How to set gradients manually and update weights using that?

I have a situation that I compute the weights manually and want to update the weights using those. Here is what I did:

optimizer.zero_grad()
param.grad = Variable(grad_tensor)
optimizer.step()

But the weights are not updated, is there something I’m missing?

1 Like

1.Are you 100% sure that there is no difference in param after the step?, maybe you use an adaptive optimizer and the learning rate is almost zero?
2.Are you 100% sure that the optimizer is responsible for this param update?

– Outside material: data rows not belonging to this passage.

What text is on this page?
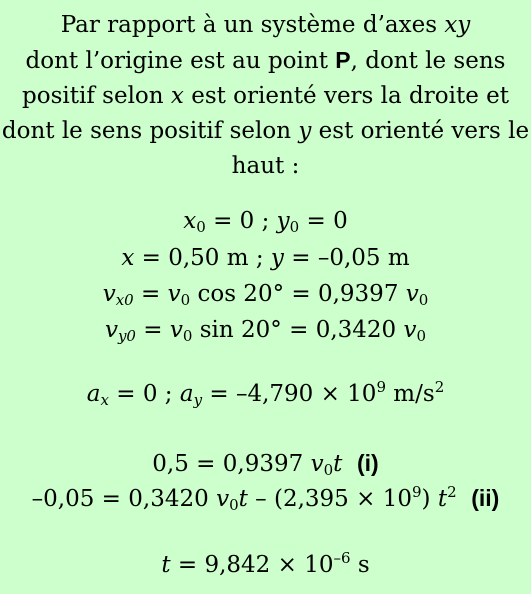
Par rapport à un système d’axes xy
dont l’origine est au point P, dont le sens positif selon x est orienté vers la droite et dont le sens positif selon y est orienté vers le haut :
$x_0 = 0$ ; $y_0 = 0$
x = 0,50 m ; y = –0,05 m
$v_{x0} = v_0$ cos 20° = 0,9397 $v_0$
$v_{y0} = v_0$ sin 20° = 0,3420 $v_0$
$a_x = 0$ ; $a_y = -4,790 \times 10^9$ $m/s^2$
0,5 = 0,9397 $v_0t$ (i)
–0,05 = 0,3420 $v_0t - (2,395 \times 10^9)$ $t^2$ (ii)
$t = 9,842 \times 10^{-6}$ s
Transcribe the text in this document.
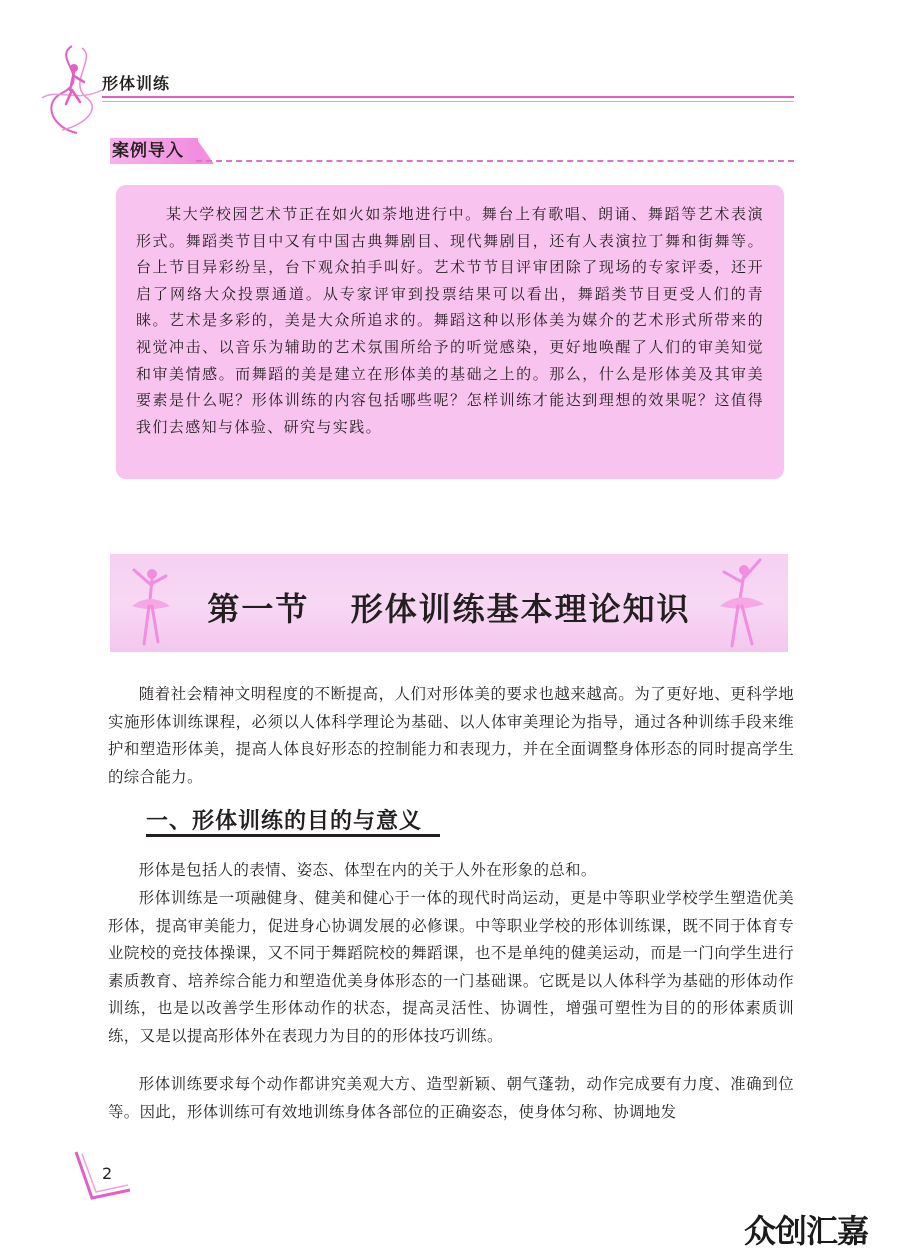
形体训练
案例导入

某大学校园艺术节正在如火如荼地进行中。舞台上有歌唱、朗诵、舞蹈等艺术表演形式。舞蹈类节目中又有中国古典舞剧目、现代舞剧目，还有人表演拉丁舞和街舞等。台上节目异彩纷呈，台下观众拍手叫好。艺术节节目评审团除了现场的专家评委，还开启了网络大众投票通道。从专家评审到投票结果可以看出，舞蹈类节目更受人们的青睐。艺术是多彩的，美是大众所追求的。舞蹈这种以形体美为媒介的艺术形式所带来的视觉冲击、以音乐为辅助的艺术氛围所给予的听觉感染，更好地唤醒了人们的审美知觉和审美情感。而舞蹈的美是建立在形体美的基础之上的。那么，什么是形体美及其审美要素是什么呢？形体训练的内容包括哪些呢？怎样训练才能达到理想的效果呢？这值得我们去感知与体验、研究与实践。

第一节 形体训练基本理论知识

随着社会精神文明程度的不断提高，人们对形体美的要求也越来越高。为了更好地、更科学地实施形体训练课程，必须以人体科学理论为基础、以人体审美理论为指导，通过各种训练手段来维护和塑造形体美，提高人体良好形态的控制能力和表现力，并在全面调整身体形态的同时提高学生的综合能力。

一、形体训练的目的与意义

形体是包括人的表情、姿态、体型在内的关于人外在形象的总和。

形体训练是一项融健身、健美和健心于一体的现代时尚运动，更是中等职业学校学生塑造优美形体，提高审美能力，促进身心协调发展的必修课。中等职业学校的形体训练课，既不同于体育专业院校的竞技体操课，又不同于舞蹈院校的舞蹈课，也不是单纯的健美运动，而是一门向学生进行素质教育、培养综合能力和塑造优美身体形态的一门基础课。它既是以人体科学为基础的形体动作训练，也是以改善学生形体动作的状态，提高灵活性、协调性，增强可塑性为目的的形体素质训练，又是以提高形体外在表现力为目的的形体技巧训练。

形体训练要求每个动作都讲究美观大方、造型新颖、朝气蓬勃，动作完成要有力度、准确到位等。因此，形体训练可有效地训练身体各部位的正确姿态，使身体匀称、协调地发

2
众创汇嘉
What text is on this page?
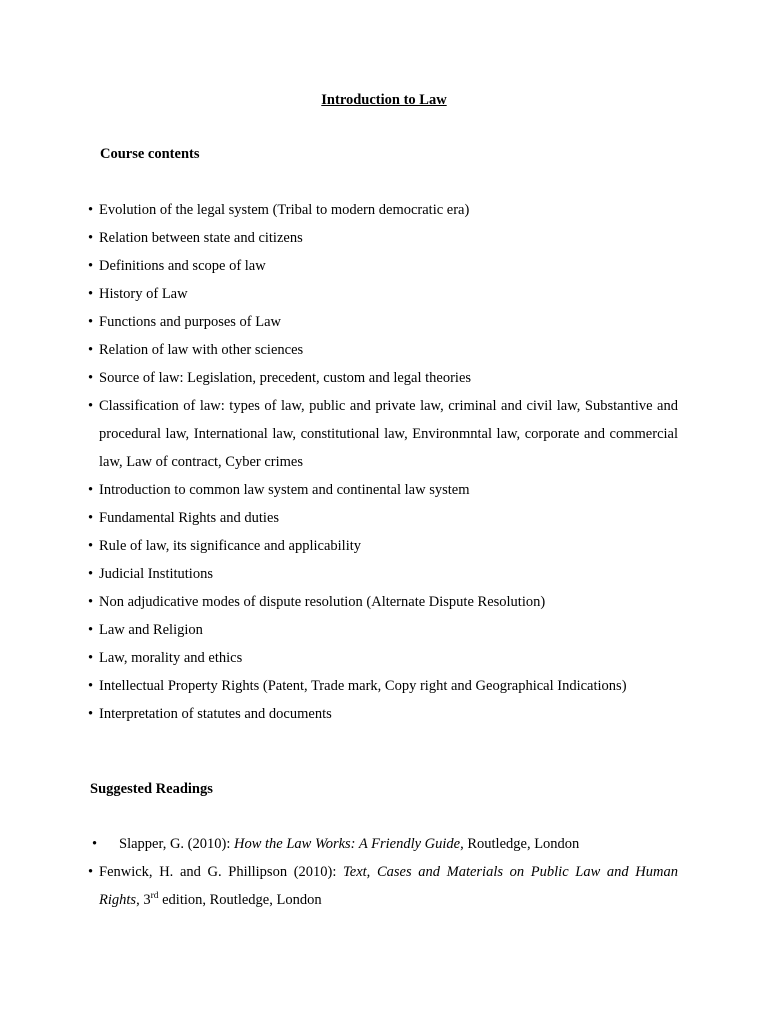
Introduction to Law
Course contents
• Evolution of the legal system (Tribal to modern democratic era)
• Relation between state and citizens
• Definitions and scope of law
• History of Law
• Functions and purposes of Law
• Relation of law with other sciences
• Source of law: Legislation, precedent, custom and legal theories
• Classification of law: types of law, public and private law, criminal and civil law, Substantive and procedural law, International law, constitutional law, Environmntal law, corporate and commercial law, Law of contract, Cyber crimes
• Introduction to common law system and continental law system
• Fundamental Rights and duties
• Rule of law, its significance and applicability
• Judicial Institutions
• Non adjudicative modes of dispute resolution (Alternate Dispute Resolution)
• Law and Religion
• Law, morality and ethics
• Intellectual Property Rights (Patent, Trade mark, Copy right and Geographical Indications)
• Interpretation of statutes and documents
Suggested Readings
• Slapper, G. (2010): How the Law Works: A Friendly Guide, Routledge, London
• Fenwick, H. and G. Phillipson (2010): Text, Cases and Materials on Public Law and Human Rights, 3rd edition, Routledge, London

I wrote this code to test this: (I am using v0.4.0):

import torch

target = torch.randn(1, 10)
input = torch.randn(1, 20)
network = torch.nn.Linear(20, 10)
optimizer = torch.optim.SGD(network.parameters(), lr=0.01)
optimizer.zero_grad()
loss = ((network(input)-target)**2).sum()
loss.backward()
print(network.weight[0, 0])
optimizer.step()
print(network.weight[0, 0]) #works(it is changed)
network.weight.grad[0, 0] = 100
optimizer.step()
print(n.weight[0, 0]) #works(it is changed)
network.weight.grad = torch.randn(10, 20)
optimizer.step()
print(n.weight[0, 0]) #works(it is changed)
6 Likes

Thanks for your answer, I was indeed doing the same, though I was using setattr() to set the values dynamically, I found a bug in my logic. It is working fine now!

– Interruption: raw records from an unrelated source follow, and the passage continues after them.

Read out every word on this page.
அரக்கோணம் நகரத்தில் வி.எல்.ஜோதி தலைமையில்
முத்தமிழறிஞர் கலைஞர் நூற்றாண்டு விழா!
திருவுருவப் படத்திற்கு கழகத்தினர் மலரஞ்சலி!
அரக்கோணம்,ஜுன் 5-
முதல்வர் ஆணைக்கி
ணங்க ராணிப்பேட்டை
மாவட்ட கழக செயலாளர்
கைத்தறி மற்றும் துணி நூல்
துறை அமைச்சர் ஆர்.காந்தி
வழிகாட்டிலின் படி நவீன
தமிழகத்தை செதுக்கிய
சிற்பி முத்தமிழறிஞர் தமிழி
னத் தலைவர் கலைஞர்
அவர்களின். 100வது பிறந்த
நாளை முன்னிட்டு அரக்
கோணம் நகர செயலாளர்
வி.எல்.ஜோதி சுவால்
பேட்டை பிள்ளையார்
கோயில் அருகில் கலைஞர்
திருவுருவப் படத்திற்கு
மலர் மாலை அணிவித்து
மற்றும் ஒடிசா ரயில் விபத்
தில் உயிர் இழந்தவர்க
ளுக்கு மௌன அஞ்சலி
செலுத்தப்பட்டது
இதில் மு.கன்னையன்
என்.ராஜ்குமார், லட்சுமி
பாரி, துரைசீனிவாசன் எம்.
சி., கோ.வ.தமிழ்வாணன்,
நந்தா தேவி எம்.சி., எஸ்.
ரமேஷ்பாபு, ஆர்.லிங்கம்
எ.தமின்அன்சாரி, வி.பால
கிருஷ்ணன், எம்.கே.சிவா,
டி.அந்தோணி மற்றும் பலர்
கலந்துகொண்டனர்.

Do you have any idea of how to make it work for the following scenario?

import torch

class Network(nn.Module):
    def __init__(self):
        super(Network, self).__init__()
        self.l1 = nn.Linear(20, 15)
        self.l2 = nn.Linear(15, 10)
    
    def forward(self, input):
        out = self.l1(input).detach()
        return self.l2(out)

target = torch.randn(1, 10)
input = torch.randn(1, 20)
optimizer = torch.optim.SGD(network.parameters(), lr=0.01)
optimizer.zero_grad()
network = Network()
loss = ((network(input)-target)**2).sum()
loss.backward()
print(network.l1.weight[0, 0])
optimizer.step()
print(network.l1.weight[0, 0]) #doesn't work(it is not changed)
network.l1.weight.grad = torch.randn(15, 20)
optimizer.step()
print(network.l1.weight[0, 0]) #doesn't work(it is not changed)

1 Like